Turnbull knocks back New Zealand offer to relocate Manus refugees

Fetching water from an improvised well, after authorities cut off the supply
Contributed from Victoria

More than 600 refugees continue to barricade themselves at the detention centre on Manus Island and the Australian government continues to try and force them out by cutting off power, water and food supplies.

The issue is that the refugees believe that the Australian government is trying to force them into a more dangerous situation, on an island, where they have already been victims of violence and the hands of some local elements.

New Zealand’s Prime Minister, has offered to resettle 150 of them, but this has been soundly rejected by Australia’s Prime Minister Malcolm Turnbull, although even some members of his own party have been encouraging him to accept the offer.
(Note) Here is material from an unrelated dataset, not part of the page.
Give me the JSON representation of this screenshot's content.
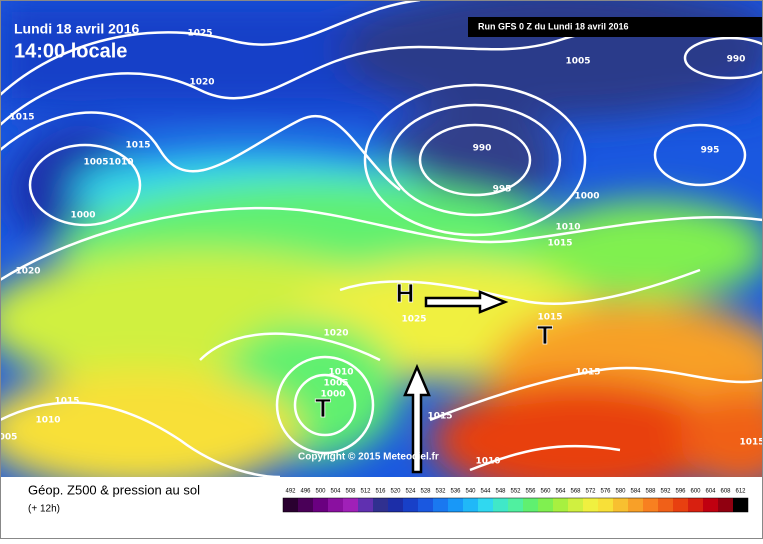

“We are not taking it up at this time,” he said, during talks in Sydney with the leader of our neighbour nation. His preference is to pursue a deal for resettlement with the leader of the United States Donald Trump.

This is a clear signal that the policies and methods being used are not about to be changed.

The UN High Commissioner for Human Rights spokesman Rupert Colville, has stepped in and said that there is grave concern over what is occurring on the island.

“We have serious concerns about the welfare, safety and wellbeing of the roughly 600 men who remain in the accommodation compound, who are too frightened to leave,” he said.

“We call on the Australian Government, as the party who interned the men in the first place, to immediately provide protection, food, water and other basic services.

“The men have said they fear they will be subjected to violence at the hands of locals if they leave the compound — and, given there have been violent incidents in the past, we believe these fears should be respected and satisfactorily addressed.”

Both the Australia and Papua New Guinea are responsible under international human rights law and the 1951 Refugee Convention, to protect the men from harm and ensure they had access to shelter, water, food and sanitation. This requirement is being violated.

Colville suggests that Australia’s detention centres are “are unsustainable, inhumane and contrary to its human rights obligations”.

Australian actor Russell Crowe, has tweeted his support for humane treatment by the Australian government.

It just goes to show, the voices fighting to put an end of this nightmare are getting louder.